La cadena montañosa, que era su primer objetivo, tenía poco más de medio kilómetro de altura, y la vertiente resultaba muy suave. Pero en el camino hacia la cresta había que salvar numerosas y molestas colinas y pequeños valles. Cuando llegaron al punto más alto estaba a punto de anochecer. Brant pudo ver hacia el sur el bosque a través del que habían pasado y que había dejado de ser un obstáculo. Chaldis estaba en medio de él, en alguna parte, aunque sólo tenía una vaga idea de su situación. Le sorprendió no poder descubrir ninguna señal de los grandes claros que habían hecho sus paisanos. La llanura se prolongaba indefinidamente hacia el sudeste como un mar de hierba salpicado de pequeños grupos de árboles. Cerca del horizonte pudo distinguir unas pequeñas manchas que cambiaban de sitio, e imaginó que se trataba de una gran manada de animales salvajes.
Hacia el norte estaba el mar, a tan sólo unos veinte kilómetros de la larga vertiente y más allá de las tierras bajas. Casi hubiera parecido negro a la luz del sol poniente de no haber sido por las pequeñas olas coronadas de espuma del rompiente.
Antes de que se hiciese de noche encontró una depresión resguardada del viento, ató a Sunbeam a un vigoroso arbusto y montó una pequeña tienda que le había proporcionado el viejo Johan. En teoría era una operación muy sencilla, pero, como habían descubierto muchos antes que él, podía poner a prueba la habilidad y la paciencia.
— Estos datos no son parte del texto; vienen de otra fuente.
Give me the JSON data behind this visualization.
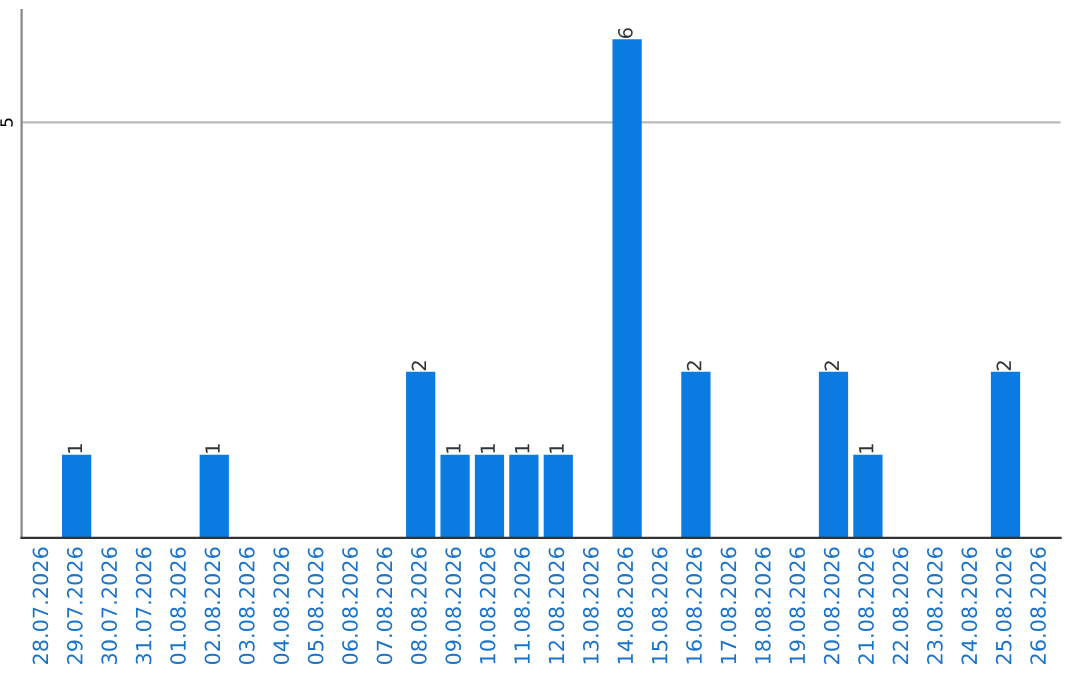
{
  "chart_data": {
    "type": "bar",
    "categories": [
      "28.07.2026",
      "29.07.2026",
      "30.07.2026",
      "31.07.2026",
      "01.08.2026",
      "02.08.2026",
      "03.08.2026",
      "04.08.2026",
      "05.08.2026",
      "06.08.2026",
      "07.08.2026",
      "08.08.2026",
      "09.08.2026",
      "10.08.2026",
      "11.08.2026",
      "12.08.2026",
      "13.08.2026",
      "14.08.2026",
      "15.08.2026",
      "16.08.2026",
      "17.08.2026",
      "18.08.2026",
      "19.08.2026",
      "20.08.2026",
      "21.08.2026",
      "22.08.2026",
      "23.08.2026",
      "24.08.2026",
      "25.08.2026",
      "26.08.2026"
    ],
    "values": [
      0,
      1,
      0,
      0,
      0,
      1,
      0,
      0,
      0,
      0,
      0,
      2,
      1,
      1,
      1,
      1,
      0,
      6,
      0,
      2,
      0,
      0,
      0,
      2,
      1,
      0,
      0,
      0,
      2,
      0
    ],
    "value_labels": [
      null,
      "1",
      null,
      null,
      null,
      "1",
      null,
      null,
      null,
      null,
      null,
      "2",
      "1",
      "1",
      "1",
      "1",
      null,
      "6",
      null,
      "2",
      null,
      null,
      null,
      "2",
      "1",
      null,
      null,
      null,
      "2",
      null
    ],
    "color": "#0a7be0",
    "ylim": [
      0,
      6.35
    ],
    "yticks": [
      5
    ],
    "grid": "y"
  }
}
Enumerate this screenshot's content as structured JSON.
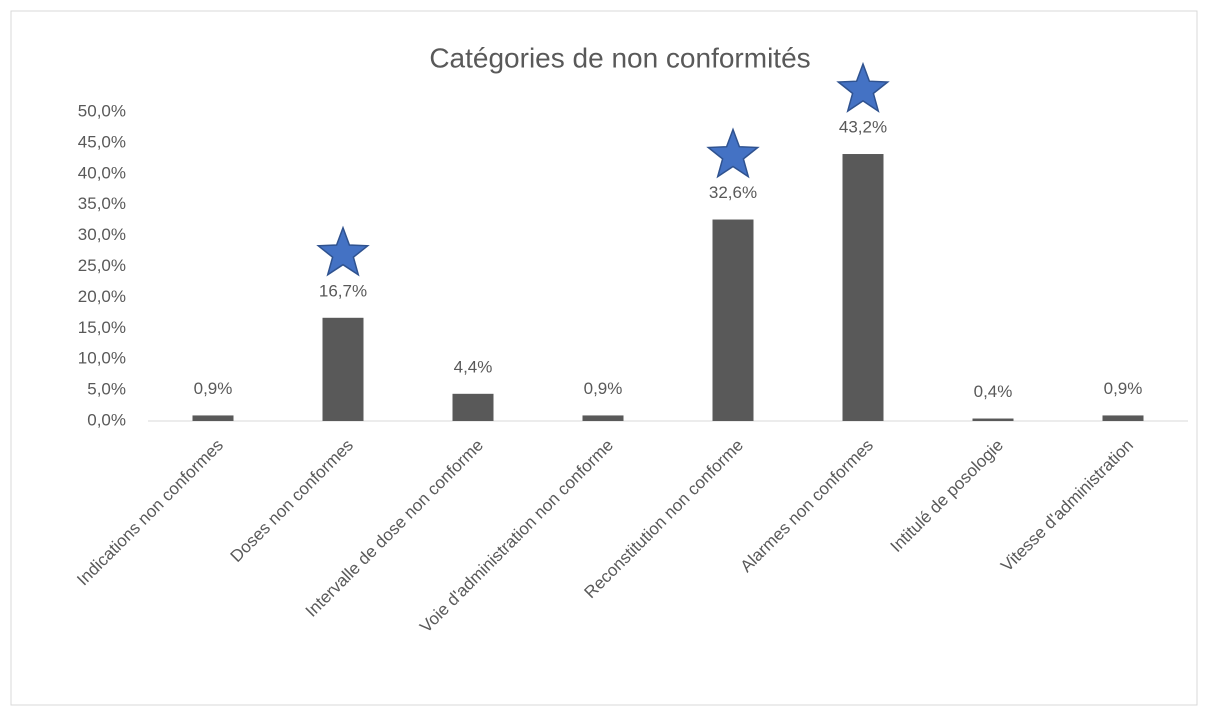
{
  "chart_data": {
    "type": "bar",
    "title": "Catégories de non conformités",
    "categories": [
      "Indications non conformes",
      "Doses non conformes",
      "Intervalle de dose non conforme",
      "Voie d'administration non conforme",
      "Reconstitution non conforme",
      "Alarmes non conformes",
      "Intitulé de posologie",
      "Vitesse d'administration"
    ],
    "values": [
      0.9,
      16.7,
      4.4,
      0.9,
      32.6,
      43.2,
      0.4,
      0.9
    ],
    "value_labels": [
      "0,9%",
      "16,7%",
      "4,4%",
      "0,9%",
      "32,6%",
      "43,2%",
      "0,4%",
      "0,9%"
    ],
    "color": "#595959",
    "highlighted": [
      1,
      4,
      5
    ],
    "ylim": [
      0,
      50
    ],
    "yticks": [
      {
        "value": 0,
        "label": "0,0%"
      },
      {
        "value": 5,
        "label": "5,0%"
      },
      {
        "value": 10,
        "label": "10,0%"
      },
      {
        "value": 15,
        "label": "15,0%"
      },
      {
        "value": 20,
        "label": "20,0%"
      },
      {
        "value": 25,
        "label": "25,0%"
      },
      {
        "value": 30,
        "label": "30,0%"
      },
      {
        "value": 35,
        "label": "35,0%"
      },
      {
        "value": 40,
        "label": "40,0%"
      },
      {
        "value": 45,
        "label": "45,0%"
      },
      {
        "value": 50,
        "label": "50,0%"
      }
    ],
    "grid": false
  }
}
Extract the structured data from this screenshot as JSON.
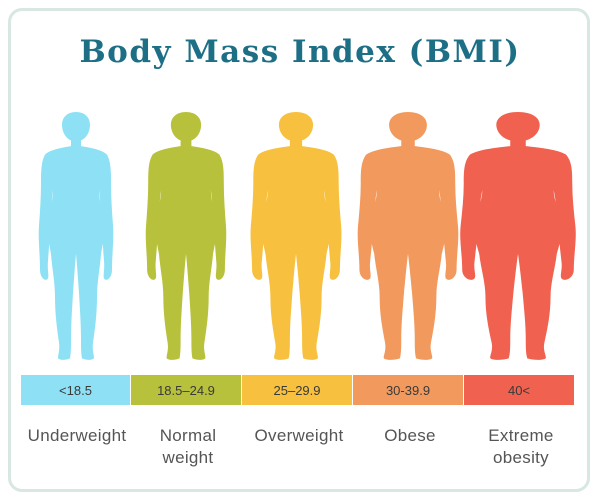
{
  "title": "Body Mass Index (BMI)",
  "categories": [
    {
      "range": "<18.5",
      "label_lines": [
        "Underweight"
      ],
      "color": "#8ee1f5",
      "body_width": 1.0
    },
    {
      "range": "18.5–24.9",
      "label_lines": [
        "Normal",
        "weight"
      ],
      "color": "#b7c13c",
      "body_width": 1.08
    },
    {
      "range": "25–29.9",
      "label_lines": [
        "Overweight"
      ],
      "color": "#f7c13f",
      "body_width": 1.22
    },
    {
      "range": "30-39.9",
      "label_lines": [
        "Obese"
      ],
      "color": "#f29a5e",
      "body_width": 1.35
    },
    {
      "range": "40<",
      "label_lines": [
        "Extreme",
        "obesity"
      ],
      "color": "#f0624f",
      "body_width": 1.55
    }
  ]
}
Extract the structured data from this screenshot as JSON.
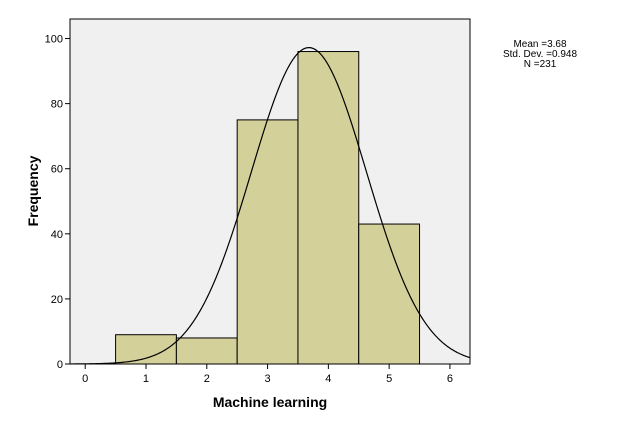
{
  "chart_data": {
    "type": "bar",
    "subtype": "histogram",
    "xlabel": "Machine learning",
    "ylabel": "Frequency",
    "xlim": [
      -0.25,
      6.33
    ],
    "ylim": [
      0,
      106
    ],
    "x_ticks": [
      0,
      1,
      2,
      3,
      4,
      5,
      6
    ],
    "y_ticks": [
      0,
      20,
      40,
      60,
      80,
      100
    ],
    "bins": [
      {
        "center": 1,
        "range": [
          0.5,
          1.5
        ],
        "frequency": 9
      },
      {
        "center": 2,
        "range": [
          1.5,
          2.5
        ],
        "frequency": 8
      },
      {
        "center": 3,
        "range": [
          2.5,
          3.5
        ],
        "frequency": 75
      },
      {
        "center": 4,
        "range": [
          3.5,
          4.5
        ],
        "frequency": 96
      },
      {
        "center": 5,
        "range": [
          4.5,
          5.5
        ],
        "frequency": 43
      }
    ],
    "normal_curve": {
      "mean": 3.68,
      "std_dev": 0.948,
      "n": 231,
      "bin_width": 1
    },
    "grid": false,
    "colors": {
      "bar_fill": "#d4d09a",
      "plot_background": "#f0f0f0",
      "stroke": "#000000"
    }
  },
  "stats": {
    "mean_text": "Mean =3.68",
    "sd_text": "Std. Dev. =0.948",
    "n_text": "N =231"
  }
}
Al fin lo consiguió y se dispuso a pasar allí la noche.
Hay cosas que la más aguda inteligencia no puede prever y que sólo puede enseñar la experiencia más amarga. ¿Quién habría sospechado que el cuerpo humano era tan sensible a la casi imperceptible pendiente donde había levantado la tienda? Pero más molestas eran aún las pequeñas diferencias térmicas entre un punto y otro, producidas seguramente por las corrientes de aire que parecían atravesar la tienda por su propia voluntad. Brant habría podido soportar cualquier temperatura uniforme, pero aquellas variaciones imprevisibles le exasperaban.